As the amount of surveillance data, particularly in video, image and satellite or GIS-driven format continues to grow, the government and military are looking for ways to boost their processing capabilities–and push it into real-time context.
When it comes to video, image and signal processing for these users, the problem is partially one of data volume. For instance, even back in 2009, the U.S. Air Force collected over 27 years worth of video from Iraq and Afghanistan–a well that’s useless without the light of both analytics and processing power. Add the need to hunt through similarly vast volumes based on ever-changing current data and the problem gets more complex.
One option that defense is looking to on this front is GPUs, which from the beginning have been a fit for video and image processing as well as for certain machine learning and pattern matching needs common for the geospatial intelligence community. For the most part, these workloads hit the sweet spot for GPU use; they’re mostly pretty straightforward linear algebra–basically a lot of matrix multiplication. In the case of the defense users, the GPUs are chewing on both the image and video processing sides, but they are also speeding the machine learning and neural network-like processes on that data.
The key to GPU adoption in this community is being powered by the need for speed. Specifically, real-time results. In the military context, for example, having all the GIS data in the world isn’t useful if it doesn’t reflect actual conditions on the ground. According to NVIDIA’s GM of the Tesla division, for some common geospatial intelligence applications, including the GIS-based situational awareness program Luciad Lightspeed, users are seeing 100 calculations per second with GPU over one per second with CPU–a difference that could mean seeing (or not seeing) a rapidly-developing threat.
Gupta says that while the defense market, especially on the geospatial intelligence front, hasn’t been front and center in much of their news, it actually makes up between 20% and 25% of the overall revenue in the Tesla group, powered by the need to get faster results on massive amounts of video and image data.
This week the GPU giant reached out to this growing area by offering up a platform for the geospatial intelligence community with its GeoInt Accelerator. The goal of the packaged offering is to provide an integrated suite of tools for geospatial intelligence analysts as well as that community’s specialty developers that are primed to take advantage of GPU speedups.

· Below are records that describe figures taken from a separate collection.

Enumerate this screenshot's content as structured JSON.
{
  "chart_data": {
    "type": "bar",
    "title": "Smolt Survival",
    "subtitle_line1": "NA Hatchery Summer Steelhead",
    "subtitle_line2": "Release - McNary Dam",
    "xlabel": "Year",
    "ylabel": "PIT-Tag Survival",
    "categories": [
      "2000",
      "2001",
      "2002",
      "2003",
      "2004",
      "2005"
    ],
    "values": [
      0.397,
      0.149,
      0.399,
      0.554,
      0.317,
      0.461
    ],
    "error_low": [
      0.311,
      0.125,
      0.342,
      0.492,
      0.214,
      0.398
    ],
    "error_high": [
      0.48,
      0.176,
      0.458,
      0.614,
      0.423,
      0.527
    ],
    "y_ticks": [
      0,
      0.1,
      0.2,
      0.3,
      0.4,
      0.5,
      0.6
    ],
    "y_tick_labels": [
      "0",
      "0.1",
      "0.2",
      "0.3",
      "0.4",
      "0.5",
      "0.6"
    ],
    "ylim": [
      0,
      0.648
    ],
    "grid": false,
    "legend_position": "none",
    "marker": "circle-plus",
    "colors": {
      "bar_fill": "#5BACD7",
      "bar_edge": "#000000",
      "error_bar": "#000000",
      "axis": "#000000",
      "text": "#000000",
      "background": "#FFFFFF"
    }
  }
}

In addition to offering a number of key applications relevant to this community (from situational awareness, satellite imagery and object detection software) they’ve also pulled together a number of relevant libraries for defense contractors and integrators to use for building GPU-accelerated applications, including their own Performance Primitives, MATLAB Imaging Toolkit, CUDA FFT, Accelereyes’ ArrayFire and other contents.

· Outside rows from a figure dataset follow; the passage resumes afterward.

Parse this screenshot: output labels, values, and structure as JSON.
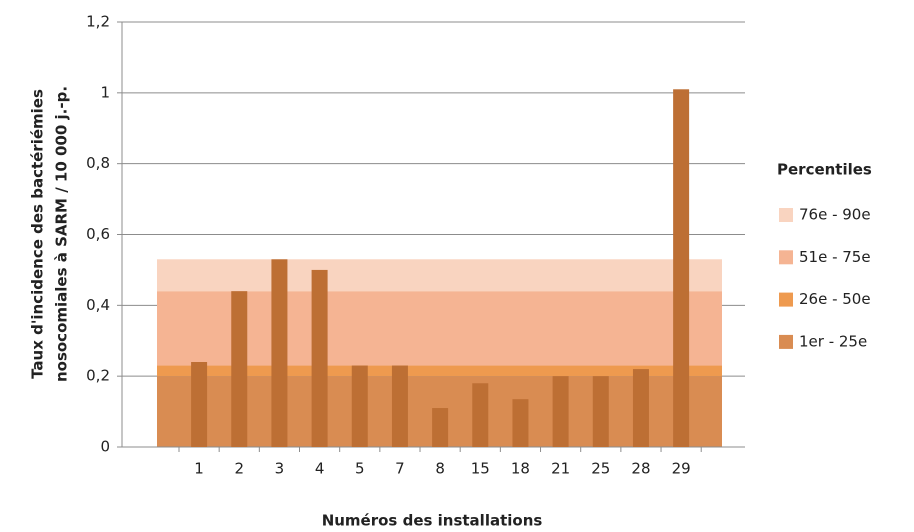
{
  "chart_data": {
    "type": "bar",
    "categories": [
      "1",
      "2",
      "3",
      "4",
      "5",
      "7",
      "8",
      "15",
      "18",
      "21",
      "25",
      "28",
      "29"
    ],
    "values": [
      0.24,
      0.44,
      0.53,
      0.5,
      0.23,
      0.23,
      0.11,
      0.18,
      0.135,
      0.2,
      0.2,
      0.22,
      1.01
    ],
    "color": "#bd6f34",
    "bands": [
      {
        "name": "1er - 25e",
        "color": "#d98c52",
        "value": 0.2
      },
      {
        "name": "26e - 50e",
        "color": "#ee9a4f",
        "value": 0.23
      },
      {
        "name": "51e - 75e",
        "color": "#f5b493",
        "value": 0.44
      },
      {
        "name": "76e - 90e",
        "color": "#f9d4c0",
        "value": 0.53
      }
    ],
    "legend_title": "Percentiles",
    "legend_position": "right",
    "x_label": "Numéros des installations",
    "y_label": [
      "Taux d'incidence des bactériémies",
      "nosocomiales à SARM / 10 000 j.-p."
    ],
    "ylim": [
      0,
      1.2
    ],
    "yticks": [
      0,
      {
        "value": 0.2,
        "label": "0,2"
      },
      {
        "value": 0.4,
        "label": "0,4"
      },
      {
        "value": 0.6,
        "label": "0,6"
      },
      {
        "value": 0.8,
        "label": "0,8"
      },
      1,
      {
        "value": 1.2,
        "label": "1,2"
      }
    ],
    "grid": true
  }
}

NVIDIA is pushing this out via a number of channels–as embedded GPUs inside GE Intelligent Platforms and Curtis-Wright (which cater to this market) as well as in workstation and server forms from a number of its partners, including Dell, HP, IBM and others.
As it stands, there is a lot of variation among users since their purposes, software and performance needs vary. In general though, if users stick to the recommended configuration for both servers and workstations, they’re looking at around $5000 for a loaded workstation and on the $10,000 side or a tick below for the server piece. Of course, it’s not uncommon for these areas to make use of both servers and workstations for the image, video and signal processing–especially when real-time is the goal. In this case, much of the real-time work is done at the workstation, says Gupta.
Users of GPU acceleration for image, video and signal processing in the GeoInt area of defense already include the Army Research Labs, BAE Systems, Boeing, SAIC, NATO, Raytheon and others.